Nur einen Tag nach seinem Besuch in Bagdad ist US-Außenminister John Kerry erneut im Irak. Angesichts des Vormarschs der sunnitischen Terrorkämpfer von Isis will er mit der Führung der Kurden sprechen. Sein Ziel ist, sie dazu zu bewegen, sich an der geplanten neuen Regierung zu beteiligen.  

Kerry stieg in Irbil aus dem Helikopter, der Hauptstadt der autonomen Kurdenregion im Norden des Landes. Dort trifft er sich mit Regionalpräsident Massud Barsani. 

Am Montag hatte der Außenminister unangekündigt Bagdad besucht. Mit  drastischen Worten mahnte er die irakische Führung, die religiösen und politischen Konflikte im Land rasch zu lösen. 

Er machte klar, dass die USA Angesichts des Vormarsches der radikalislamischen Rebellengruppe Isis auch vor Abschluss einer Regierungsbildung im Irak zu Militärschlägen bereit sind. Präsident Barack Obama werde sich nicht davon abhalten lassen, dass das neue Kabinett noch nicht stehe, sagte Kerry nach Angaben seines Ministeriums in Bagdad. 

Die Terroristen konnten offenbar ein strategisch wichtiges Ziel einnehmen: Wie der Sender BBC in der Nacht berichtete, meldeten die Rebellen die Eroberung der größten Ölraffinerie im Irak. Sie hatten die Anlage in Baidschi etwa 200 Kilometer nördlich von Bagdad zehn Tage lang belagert. Nach Angaben der BBC ist die Raffinerie für die Isis von großer Bedeutung, um eroberte Gebiete zu versorgen. In Baidschi steht neben der Raffinerie auch ein Elektrizitätswerk, das Bagdad mit Strom versorgt.

Ein Bericht der Washington Post zeigt, mit welcher Brutalität die Isis-Kämpfer vorgehen. Die Zeitung kam in Kontakt mit den Augenzeugen eines Überfalls von vergangener Woche, bei dem mindestens 40 Menschen starben. Die Dorfbewohner sprachen von einem Massaker. 15 der Getöteten wurden am Montag in einem Massengrab beigesetzt. Darunter befanden sich laut dem Zeitungsbericht auch ein zehnjähriges und ein 13 Jahre altes Mädchen – zwei Schwestern. 

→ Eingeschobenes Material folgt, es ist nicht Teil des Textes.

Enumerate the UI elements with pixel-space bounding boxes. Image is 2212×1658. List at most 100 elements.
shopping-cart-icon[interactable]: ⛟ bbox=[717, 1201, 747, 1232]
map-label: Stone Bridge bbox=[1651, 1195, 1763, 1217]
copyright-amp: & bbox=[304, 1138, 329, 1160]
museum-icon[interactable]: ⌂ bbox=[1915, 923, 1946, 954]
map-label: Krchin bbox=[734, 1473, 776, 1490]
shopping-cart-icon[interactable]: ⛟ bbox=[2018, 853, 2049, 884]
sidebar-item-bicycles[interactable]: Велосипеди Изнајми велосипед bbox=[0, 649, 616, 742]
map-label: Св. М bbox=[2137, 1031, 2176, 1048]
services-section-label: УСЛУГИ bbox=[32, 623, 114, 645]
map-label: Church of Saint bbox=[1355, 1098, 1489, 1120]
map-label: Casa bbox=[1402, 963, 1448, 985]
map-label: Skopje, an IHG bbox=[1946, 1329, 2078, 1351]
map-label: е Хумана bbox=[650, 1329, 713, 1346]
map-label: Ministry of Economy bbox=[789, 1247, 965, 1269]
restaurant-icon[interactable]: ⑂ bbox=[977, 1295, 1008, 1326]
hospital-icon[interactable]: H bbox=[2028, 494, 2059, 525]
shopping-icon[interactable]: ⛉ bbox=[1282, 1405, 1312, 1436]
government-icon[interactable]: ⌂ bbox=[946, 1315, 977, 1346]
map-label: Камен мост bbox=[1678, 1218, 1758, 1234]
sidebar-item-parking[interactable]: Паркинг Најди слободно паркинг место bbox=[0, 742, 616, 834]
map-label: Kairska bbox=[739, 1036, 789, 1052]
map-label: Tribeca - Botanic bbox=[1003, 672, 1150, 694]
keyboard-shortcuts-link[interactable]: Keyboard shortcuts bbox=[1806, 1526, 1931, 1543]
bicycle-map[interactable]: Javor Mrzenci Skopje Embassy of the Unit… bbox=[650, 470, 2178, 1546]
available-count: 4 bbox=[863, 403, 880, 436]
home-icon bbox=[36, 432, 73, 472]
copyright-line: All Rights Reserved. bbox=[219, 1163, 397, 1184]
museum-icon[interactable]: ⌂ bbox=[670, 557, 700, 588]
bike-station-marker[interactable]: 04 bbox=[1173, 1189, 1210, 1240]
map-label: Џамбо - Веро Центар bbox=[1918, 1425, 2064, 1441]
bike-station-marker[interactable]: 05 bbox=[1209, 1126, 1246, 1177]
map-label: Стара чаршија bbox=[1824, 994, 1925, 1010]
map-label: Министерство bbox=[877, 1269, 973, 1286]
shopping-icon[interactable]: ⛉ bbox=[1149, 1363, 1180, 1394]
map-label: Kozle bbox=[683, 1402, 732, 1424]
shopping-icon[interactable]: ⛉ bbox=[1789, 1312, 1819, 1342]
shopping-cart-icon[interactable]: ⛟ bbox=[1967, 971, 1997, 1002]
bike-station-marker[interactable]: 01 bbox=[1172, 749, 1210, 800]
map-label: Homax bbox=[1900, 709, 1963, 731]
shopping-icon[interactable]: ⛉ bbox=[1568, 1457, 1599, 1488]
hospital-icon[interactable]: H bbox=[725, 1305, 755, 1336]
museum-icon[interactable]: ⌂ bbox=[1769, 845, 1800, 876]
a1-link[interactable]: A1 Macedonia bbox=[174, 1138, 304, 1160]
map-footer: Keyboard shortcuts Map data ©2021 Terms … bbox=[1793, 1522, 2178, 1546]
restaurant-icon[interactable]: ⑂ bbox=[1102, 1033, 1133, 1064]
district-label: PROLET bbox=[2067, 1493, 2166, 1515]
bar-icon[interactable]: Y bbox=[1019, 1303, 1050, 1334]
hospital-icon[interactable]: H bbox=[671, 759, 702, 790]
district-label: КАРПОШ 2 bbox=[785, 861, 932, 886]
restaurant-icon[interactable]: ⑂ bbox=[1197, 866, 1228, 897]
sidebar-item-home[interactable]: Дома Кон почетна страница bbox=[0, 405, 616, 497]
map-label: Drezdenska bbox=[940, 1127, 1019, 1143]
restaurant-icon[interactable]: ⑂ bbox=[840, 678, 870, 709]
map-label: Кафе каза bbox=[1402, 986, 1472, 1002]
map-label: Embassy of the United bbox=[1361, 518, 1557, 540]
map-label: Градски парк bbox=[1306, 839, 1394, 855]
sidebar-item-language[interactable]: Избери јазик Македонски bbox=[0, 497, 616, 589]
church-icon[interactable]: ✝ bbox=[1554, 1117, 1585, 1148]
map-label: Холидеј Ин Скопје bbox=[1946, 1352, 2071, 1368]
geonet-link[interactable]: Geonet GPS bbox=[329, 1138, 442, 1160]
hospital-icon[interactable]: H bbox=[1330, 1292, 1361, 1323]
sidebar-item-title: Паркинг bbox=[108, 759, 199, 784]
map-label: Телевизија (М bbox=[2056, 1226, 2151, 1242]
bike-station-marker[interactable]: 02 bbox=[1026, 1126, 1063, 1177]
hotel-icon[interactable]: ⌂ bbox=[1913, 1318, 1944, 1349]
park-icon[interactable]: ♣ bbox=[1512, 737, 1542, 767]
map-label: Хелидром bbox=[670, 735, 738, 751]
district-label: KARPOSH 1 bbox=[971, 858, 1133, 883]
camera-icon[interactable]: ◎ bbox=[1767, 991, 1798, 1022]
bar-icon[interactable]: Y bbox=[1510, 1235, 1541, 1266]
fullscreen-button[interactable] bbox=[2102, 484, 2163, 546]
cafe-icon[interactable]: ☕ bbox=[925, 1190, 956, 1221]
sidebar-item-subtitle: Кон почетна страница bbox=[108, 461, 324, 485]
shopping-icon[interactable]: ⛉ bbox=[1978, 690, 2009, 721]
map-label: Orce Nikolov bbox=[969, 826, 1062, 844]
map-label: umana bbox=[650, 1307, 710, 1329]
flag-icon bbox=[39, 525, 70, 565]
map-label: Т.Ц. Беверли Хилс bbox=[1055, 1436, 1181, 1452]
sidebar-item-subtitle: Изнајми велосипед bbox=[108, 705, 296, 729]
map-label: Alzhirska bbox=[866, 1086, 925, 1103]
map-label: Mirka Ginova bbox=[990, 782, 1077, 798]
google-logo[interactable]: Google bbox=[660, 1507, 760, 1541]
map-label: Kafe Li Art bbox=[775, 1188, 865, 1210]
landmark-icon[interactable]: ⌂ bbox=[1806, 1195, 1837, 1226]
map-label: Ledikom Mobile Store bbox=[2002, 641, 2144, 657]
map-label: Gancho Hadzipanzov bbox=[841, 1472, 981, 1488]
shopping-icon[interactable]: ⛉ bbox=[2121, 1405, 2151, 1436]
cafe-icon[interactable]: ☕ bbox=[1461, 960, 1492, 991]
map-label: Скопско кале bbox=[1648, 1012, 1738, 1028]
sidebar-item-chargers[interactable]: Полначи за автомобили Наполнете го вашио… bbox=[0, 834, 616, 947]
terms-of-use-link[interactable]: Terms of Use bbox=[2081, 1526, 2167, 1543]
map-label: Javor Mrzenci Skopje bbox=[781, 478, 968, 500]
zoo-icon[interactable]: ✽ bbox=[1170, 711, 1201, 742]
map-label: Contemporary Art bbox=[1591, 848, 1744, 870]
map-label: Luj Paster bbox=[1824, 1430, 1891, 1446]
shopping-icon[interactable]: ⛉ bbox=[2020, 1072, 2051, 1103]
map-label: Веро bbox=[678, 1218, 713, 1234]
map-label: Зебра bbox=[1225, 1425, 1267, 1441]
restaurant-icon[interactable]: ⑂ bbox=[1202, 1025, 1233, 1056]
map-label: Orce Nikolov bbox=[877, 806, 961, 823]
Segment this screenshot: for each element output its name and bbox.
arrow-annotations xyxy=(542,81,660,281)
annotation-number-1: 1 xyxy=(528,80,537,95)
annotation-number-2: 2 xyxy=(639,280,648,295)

"Isis kämpft, um den Irak zu teilen und zu zerstören", sagte Kerry bei seinem Besuch in Bagdad. Ebenso wie die EU drängen auch die USA darauf, dass sich die Politiker der drei größten Bevölkerungsgruppen – der Schiiten, Sunniten und Kurden – auf eine Regierung der nationalen Einheit verständigen. "Der Irak steht vor einer existenziellen Bedrohung, und die irakischen Führer müssen dieser Bedrohung mit der gebotenen Eile begegnen", sagte Kerry. Dies sei nicht in der kommenden Woche oder im kommenden Monat, sondern jetzt. Auch Deutschlands Außenminister Frank-Walter Steinmeier (SPD) sagte, es komme jetzt auf die Bildung einer Regierung an, die alle Regionen und alle Religionen einschließe. So könnte weitere Unterstützung der sunnitischen Bevölkerung für die Isis verhindert werden.

Al-Maliki lehnt Rücktritt ab

Ministerpräsident Nuri al-Maliki steht seit Langem in der Kritik, weil seine von Schiiten dominierte Regierung die sunnitische Minderheit im Irak benachteiligt. Der Regierungschef lehnt einen Rücktritt jedoch ab. Laut dem Nachrichtenportal Al-Sumaria sagte er beim Treffen mit Kerry, die stärkste politische Kraft im Land müsse die nächste Regierung bilden. Al-Maliki war aus den Parlamentswahlen im Mai mit seiner Rechtsstaatsallianz als Sieger hervorgegangen. 

Das Problem bei der neuen Regierungsbildung besteht nicht nur darin, dass es einen Machtkampf zwischen Schiiten, Sunniten und Kurden gibt, sondern auch zwischen Politikern der einzelnen Lager. Nach den Worten eines US-Regierungsbeamten ist in Bagdad zu hören, dass die Kurden wieder den Präsidenten, die Schiiten den Ministerpräsidenten und die Sunniten den Parlamentssprecher und Vizepräsidenten stellen wollten. Die Parteien hätten sich jedoch bislang nicht auf die Kandidaten einigen können.